Fall 2014

Edited by Andrea Spofford | Barry Kitterman | Amy Wright



Poetry

Child Watching a Nature Documentary

Alex Chertok


If my mother were a mother leopard,
she’d never blink at rain, not at the ripped scrim
of its first seconds or, head back, into the  
floodlight of its full-blown fall. She’d spy a fawn

till a moth flutters up and drinks from her eye. 
She’d lift me by the scruff with her teeth.
She’d never flinch at the small cry a small 
neck breaking makes, since food is life and death 

and tough to come by in the wasteland of
our grasslands.

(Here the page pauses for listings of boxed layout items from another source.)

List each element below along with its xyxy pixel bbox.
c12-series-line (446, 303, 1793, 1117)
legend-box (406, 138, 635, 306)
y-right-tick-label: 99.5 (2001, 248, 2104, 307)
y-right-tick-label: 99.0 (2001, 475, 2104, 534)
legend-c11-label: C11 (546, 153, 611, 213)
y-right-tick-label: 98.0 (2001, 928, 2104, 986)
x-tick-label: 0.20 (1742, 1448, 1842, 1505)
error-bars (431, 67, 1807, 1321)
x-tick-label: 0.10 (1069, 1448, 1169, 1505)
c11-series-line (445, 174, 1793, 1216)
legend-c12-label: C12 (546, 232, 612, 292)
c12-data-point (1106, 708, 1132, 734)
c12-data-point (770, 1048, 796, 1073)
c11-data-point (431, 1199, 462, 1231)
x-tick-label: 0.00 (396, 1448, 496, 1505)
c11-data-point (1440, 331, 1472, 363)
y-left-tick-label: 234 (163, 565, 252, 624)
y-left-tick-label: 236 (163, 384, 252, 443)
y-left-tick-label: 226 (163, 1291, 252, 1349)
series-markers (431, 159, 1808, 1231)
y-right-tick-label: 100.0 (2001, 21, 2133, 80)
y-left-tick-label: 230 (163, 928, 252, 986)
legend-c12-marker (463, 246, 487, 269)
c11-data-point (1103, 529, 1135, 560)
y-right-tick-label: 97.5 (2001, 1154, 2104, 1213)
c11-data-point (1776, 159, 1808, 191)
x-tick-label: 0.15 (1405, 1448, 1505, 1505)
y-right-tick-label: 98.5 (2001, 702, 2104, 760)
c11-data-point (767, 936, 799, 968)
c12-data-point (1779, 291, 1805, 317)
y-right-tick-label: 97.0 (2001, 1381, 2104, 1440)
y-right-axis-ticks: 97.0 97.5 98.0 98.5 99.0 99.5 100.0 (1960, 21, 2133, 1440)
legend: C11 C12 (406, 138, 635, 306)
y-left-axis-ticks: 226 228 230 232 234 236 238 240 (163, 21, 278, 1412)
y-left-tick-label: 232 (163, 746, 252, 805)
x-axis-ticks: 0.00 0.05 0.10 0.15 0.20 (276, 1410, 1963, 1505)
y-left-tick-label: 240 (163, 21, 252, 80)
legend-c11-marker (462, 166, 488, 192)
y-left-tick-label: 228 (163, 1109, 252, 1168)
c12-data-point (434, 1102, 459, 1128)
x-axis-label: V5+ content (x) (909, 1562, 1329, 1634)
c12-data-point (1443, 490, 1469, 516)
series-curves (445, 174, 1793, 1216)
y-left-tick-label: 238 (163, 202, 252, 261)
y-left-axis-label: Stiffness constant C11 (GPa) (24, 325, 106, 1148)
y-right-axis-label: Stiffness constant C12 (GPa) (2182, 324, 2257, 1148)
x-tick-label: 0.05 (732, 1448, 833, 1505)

If she were a mother leopard
she’d keep me close, then let me roam for good
far from our den, and never say a word. 

She’d scarf meat off the bone as the sky pours down 
its silt of sun, and not wince when a dram 
of its blood smears her cheek. She’d eat fruit whole, 
pit and all, rip its purple skin. A plum 

would not be a plum tree’s foundling come 
alive in her hand. She wouldn’t bite
as if into her own blenching lip 
or the soft, fleshed-out ovary of a flower. 

Hidden seeds wouldn’t echo from the drupe’s 
stone heart. It wouldn’t soak her fingers red
with hurt. She’d scan the staid savanna. 
She’d know that bitten, downcast eyes would wake 

the sleeping hunters, do her in, would
fill her killer’s mouth with her pitiful song.